Edris didn't pull away. She felt the strength in his embrace, the stability of a man who had lived through a thousand storms and remained upright. She thought of his kindness—the adopted daughter he'd raised, the bedridden woman he'd supported for twenty years. He was a man of deep, hidden currents.
"I never dreamed you cared this much," she whispered against his chest. "I thought I had offended you."
"Never," he said, his breath warm against her hair. "But Edris, I must be honest. I still fear this is a dream. Love between us... it feels forbidden. I have turned toward the path of old age."
"No," she said, pulling back just enough to look at him, a small, defiant smile touching her lips. "You have more life in you than a dozen twenty-year-olds.

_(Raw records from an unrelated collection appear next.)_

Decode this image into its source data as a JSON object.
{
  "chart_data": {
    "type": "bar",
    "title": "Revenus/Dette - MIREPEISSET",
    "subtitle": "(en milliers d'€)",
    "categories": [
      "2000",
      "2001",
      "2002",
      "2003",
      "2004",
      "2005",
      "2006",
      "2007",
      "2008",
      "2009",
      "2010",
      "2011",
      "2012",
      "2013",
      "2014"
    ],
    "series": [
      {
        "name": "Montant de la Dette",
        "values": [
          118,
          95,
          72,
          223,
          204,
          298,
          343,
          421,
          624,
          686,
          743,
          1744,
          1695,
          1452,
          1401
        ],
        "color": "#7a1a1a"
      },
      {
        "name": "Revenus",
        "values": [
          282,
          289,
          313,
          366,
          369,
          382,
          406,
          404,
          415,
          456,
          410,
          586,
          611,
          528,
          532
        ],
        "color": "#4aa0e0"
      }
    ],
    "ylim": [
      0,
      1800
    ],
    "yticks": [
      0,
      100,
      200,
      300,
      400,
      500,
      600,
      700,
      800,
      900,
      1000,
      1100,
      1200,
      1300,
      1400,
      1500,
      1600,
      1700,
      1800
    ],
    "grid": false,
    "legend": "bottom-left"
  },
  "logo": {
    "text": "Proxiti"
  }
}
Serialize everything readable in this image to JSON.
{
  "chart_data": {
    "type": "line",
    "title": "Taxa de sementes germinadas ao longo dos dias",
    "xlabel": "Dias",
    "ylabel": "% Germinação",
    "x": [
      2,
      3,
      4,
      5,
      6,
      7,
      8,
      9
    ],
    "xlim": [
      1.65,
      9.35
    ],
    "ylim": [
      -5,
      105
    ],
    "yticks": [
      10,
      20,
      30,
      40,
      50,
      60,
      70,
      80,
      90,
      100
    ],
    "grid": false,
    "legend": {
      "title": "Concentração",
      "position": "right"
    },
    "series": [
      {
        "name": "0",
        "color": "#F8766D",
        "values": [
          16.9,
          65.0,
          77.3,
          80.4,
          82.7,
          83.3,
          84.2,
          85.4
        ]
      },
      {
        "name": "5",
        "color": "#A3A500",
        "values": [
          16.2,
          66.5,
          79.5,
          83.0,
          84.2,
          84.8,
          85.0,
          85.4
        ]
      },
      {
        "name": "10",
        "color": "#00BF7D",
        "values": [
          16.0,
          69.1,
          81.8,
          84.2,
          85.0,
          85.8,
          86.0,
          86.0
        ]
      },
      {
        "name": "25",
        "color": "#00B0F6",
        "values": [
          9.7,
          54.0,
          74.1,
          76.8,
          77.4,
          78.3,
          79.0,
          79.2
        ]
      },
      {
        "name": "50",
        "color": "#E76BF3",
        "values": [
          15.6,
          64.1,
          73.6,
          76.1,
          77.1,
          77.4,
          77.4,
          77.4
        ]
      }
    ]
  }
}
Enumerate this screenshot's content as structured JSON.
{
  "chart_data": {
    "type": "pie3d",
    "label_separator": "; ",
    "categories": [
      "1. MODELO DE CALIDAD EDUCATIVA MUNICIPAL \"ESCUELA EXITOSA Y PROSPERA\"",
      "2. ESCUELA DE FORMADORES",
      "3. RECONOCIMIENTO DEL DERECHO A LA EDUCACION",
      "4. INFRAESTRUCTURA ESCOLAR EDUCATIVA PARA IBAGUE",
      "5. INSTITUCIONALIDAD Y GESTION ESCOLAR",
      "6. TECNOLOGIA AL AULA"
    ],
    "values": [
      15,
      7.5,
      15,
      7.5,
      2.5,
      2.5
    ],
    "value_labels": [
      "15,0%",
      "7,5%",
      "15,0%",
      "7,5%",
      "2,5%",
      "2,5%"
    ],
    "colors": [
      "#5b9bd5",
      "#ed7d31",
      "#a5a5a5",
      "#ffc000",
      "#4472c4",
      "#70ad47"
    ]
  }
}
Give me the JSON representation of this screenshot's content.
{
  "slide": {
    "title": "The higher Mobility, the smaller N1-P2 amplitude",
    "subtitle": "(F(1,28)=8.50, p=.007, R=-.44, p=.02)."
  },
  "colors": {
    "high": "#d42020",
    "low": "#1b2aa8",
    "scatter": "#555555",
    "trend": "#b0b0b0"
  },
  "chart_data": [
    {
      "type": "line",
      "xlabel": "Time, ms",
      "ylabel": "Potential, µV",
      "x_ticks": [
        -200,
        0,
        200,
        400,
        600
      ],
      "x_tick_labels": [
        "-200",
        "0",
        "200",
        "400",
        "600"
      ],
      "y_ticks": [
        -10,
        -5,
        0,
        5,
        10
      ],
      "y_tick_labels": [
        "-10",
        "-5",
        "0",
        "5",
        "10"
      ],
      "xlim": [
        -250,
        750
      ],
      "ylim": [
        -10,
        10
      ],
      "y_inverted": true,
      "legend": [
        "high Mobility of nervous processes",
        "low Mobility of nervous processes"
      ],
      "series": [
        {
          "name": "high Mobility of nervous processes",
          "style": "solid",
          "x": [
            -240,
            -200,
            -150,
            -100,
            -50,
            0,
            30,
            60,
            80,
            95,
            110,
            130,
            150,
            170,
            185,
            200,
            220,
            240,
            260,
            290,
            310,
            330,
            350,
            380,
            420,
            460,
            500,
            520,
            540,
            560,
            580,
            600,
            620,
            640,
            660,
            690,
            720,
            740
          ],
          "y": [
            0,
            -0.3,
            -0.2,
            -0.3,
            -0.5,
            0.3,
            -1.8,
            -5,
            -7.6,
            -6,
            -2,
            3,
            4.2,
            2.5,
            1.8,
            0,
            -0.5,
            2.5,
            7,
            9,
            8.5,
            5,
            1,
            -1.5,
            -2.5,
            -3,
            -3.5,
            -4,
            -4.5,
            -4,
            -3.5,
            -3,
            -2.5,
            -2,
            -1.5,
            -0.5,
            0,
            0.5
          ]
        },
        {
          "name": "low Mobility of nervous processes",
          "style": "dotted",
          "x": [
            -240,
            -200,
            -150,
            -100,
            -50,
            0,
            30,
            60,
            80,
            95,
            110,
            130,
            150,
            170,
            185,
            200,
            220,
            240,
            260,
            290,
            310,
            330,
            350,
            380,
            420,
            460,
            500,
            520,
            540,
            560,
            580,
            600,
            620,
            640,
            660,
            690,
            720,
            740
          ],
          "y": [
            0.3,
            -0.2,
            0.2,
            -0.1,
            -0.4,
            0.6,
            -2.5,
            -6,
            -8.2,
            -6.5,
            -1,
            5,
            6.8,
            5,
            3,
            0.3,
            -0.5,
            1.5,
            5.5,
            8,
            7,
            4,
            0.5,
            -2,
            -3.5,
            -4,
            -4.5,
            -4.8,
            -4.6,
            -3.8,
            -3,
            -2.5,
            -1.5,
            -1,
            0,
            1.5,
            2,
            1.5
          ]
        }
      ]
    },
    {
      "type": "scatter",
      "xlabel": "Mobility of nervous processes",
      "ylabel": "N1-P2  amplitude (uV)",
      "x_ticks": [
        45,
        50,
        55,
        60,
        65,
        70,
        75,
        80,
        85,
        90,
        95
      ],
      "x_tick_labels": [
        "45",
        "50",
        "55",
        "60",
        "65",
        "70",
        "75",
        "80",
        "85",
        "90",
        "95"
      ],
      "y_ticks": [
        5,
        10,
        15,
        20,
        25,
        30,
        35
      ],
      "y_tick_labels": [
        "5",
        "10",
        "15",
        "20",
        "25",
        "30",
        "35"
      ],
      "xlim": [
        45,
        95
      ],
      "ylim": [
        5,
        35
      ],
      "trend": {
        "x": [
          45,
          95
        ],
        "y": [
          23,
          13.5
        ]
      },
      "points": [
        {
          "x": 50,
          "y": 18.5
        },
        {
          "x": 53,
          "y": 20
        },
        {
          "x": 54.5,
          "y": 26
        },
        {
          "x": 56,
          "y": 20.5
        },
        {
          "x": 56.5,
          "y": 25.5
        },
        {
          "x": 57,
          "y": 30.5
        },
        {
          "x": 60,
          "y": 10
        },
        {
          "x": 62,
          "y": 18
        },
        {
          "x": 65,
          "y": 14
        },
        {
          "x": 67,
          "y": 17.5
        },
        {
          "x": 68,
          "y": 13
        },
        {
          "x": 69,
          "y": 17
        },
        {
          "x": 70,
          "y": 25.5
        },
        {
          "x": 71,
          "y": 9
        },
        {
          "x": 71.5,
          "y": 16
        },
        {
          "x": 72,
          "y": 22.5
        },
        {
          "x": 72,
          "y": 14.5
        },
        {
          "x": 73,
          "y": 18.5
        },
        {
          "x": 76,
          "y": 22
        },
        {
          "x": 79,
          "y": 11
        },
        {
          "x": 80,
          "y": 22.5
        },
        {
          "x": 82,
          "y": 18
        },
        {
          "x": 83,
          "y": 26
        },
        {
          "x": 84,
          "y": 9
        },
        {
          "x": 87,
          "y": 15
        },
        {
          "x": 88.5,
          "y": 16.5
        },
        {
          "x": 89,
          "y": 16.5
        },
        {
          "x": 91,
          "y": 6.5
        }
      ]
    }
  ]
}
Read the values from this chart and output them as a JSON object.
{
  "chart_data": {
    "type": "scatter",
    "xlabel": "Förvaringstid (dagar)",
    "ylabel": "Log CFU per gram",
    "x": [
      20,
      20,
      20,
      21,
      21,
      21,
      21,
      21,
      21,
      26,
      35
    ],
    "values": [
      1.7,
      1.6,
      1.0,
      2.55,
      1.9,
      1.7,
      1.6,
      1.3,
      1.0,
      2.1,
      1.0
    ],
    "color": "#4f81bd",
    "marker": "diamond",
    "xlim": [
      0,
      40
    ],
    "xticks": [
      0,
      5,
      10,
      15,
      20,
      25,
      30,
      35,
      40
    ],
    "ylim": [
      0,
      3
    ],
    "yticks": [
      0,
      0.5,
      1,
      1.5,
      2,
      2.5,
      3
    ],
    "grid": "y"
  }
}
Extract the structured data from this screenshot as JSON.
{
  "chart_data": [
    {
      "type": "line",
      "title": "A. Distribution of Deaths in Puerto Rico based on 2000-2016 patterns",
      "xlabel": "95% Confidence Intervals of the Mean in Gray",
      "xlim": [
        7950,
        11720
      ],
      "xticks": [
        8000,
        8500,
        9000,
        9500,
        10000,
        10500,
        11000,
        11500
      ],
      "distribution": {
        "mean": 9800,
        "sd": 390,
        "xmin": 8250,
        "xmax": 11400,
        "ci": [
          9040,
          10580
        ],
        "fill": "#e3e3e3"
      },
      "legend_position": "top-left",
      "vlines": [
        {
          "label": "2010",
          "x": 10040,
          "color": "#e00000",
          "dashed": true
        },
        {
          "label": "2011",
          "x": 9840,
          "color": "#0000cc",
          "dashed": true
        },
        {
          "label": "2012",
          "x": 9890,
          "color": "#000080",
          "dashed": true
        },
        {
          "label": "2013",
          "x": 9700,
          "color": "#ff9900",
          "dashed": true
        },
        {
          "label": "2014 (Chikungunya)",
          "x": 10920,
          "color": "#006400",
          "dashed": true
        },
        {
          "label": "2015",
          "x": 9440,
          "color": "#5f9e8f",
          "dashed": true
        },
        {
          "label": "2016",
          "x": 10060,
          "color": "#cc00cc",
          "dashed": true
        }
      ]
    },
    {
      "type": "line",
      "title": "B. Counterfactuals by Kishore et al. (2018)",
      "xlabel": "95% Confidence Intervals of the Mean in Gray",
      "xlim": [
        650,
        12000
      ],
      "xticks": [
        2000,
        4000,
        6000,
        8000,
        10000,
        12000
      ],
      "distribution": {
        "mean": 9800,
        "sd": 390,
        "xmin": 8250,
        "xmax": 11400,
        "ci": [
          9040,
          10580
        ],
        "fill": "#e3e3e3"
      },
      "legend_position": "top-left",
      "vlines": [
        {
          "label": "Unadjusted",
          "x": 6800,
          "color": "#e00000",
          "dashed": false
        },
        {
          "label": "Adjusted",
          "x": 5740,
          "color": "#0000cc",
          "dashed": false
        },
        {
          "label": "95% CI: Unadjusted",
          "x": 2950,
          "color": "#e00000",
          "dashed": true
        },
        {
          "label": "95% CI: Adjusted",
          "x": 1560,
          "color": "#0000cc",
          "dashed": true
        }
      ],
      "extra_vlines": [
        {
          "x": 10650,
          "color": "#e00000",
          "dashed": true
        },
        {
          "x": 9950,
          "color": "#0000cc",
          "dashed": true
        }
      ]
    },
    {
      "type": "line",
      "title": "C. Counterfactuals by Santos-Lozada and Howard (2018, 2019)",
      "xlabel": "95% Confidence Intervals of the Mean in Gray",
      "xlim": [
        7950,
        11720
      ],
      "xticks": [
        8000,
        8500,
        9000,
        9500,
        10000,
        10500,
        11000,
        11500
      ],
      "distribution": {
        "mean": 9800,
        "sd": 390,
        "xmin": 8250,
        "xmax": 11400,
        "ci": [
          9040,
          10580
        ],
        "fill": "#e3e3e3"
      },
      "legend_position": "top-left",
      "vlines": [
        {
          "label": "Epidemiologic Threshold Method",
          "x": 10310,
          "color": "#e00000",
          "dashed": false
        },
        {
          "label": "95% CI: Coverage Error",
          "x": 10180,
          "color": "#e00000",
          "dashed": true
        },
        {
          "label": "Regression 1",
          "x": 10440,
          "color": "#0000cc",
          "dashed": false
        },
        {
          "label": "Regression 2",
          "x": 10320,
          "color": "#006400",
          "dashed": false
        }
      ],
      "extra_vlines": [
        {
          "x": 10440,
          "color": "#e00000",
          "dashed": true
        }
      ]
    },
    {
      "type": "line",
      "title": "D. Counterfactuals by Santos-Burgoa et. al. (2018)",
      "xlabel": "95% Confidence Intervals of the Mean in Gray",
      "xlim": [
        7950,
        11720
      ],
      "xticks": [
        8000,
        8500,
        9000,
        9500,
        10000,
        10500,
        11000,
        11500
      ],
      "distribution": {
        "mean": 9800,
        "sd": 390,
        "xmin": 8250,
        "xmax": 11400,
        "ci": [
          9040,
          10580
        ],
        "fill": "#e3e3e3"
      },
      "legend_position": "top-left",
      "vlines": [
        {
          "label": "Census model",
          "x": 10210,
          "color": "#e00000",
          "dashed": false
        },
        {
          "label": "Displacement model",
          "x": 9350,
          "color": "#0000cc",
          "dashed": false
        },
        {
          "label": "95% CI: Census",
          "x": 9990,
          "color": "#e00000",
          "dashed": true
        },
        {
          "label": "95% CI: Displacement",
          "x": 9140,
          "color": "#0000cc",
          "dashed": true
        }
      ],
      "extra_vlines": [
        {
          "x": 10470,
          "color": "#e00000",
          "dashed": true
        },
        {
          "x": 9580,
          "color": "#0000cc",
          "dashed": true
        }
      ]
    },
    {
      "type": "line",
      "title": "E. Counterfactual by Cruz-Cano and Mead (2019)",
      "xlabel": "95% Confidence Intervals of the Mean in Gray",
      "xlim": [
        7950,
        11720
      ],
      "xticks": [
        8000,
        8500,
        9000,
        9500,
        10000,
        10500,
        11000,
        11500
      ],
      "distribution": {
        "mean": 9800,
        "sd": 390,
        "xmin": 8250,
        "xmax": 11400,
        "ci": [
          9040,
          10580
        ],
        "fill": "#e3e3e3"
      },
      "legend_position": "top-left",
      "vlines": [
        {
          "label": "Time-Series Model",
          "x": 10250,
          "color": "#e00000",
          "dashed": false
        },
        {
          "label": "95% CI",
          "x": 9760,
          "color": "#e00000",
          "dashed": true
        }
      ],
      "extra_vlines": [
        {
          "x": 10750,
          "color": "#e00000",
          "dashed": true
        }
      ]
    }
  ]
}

You're my pal, Seton. My 'greatest friend.' And perhaps..."
She didn't finish the sentence, but she didn't have to. Marcus saw the shift in her eyes—the softening of the armor. He leaned down, his heart hammering a frantic rhythm against his ribs, and pressed a long, lingering kiss to her brow.
"I love you," he whispered into the golden light of the room. "Edris, my darling... can you ever be mine?"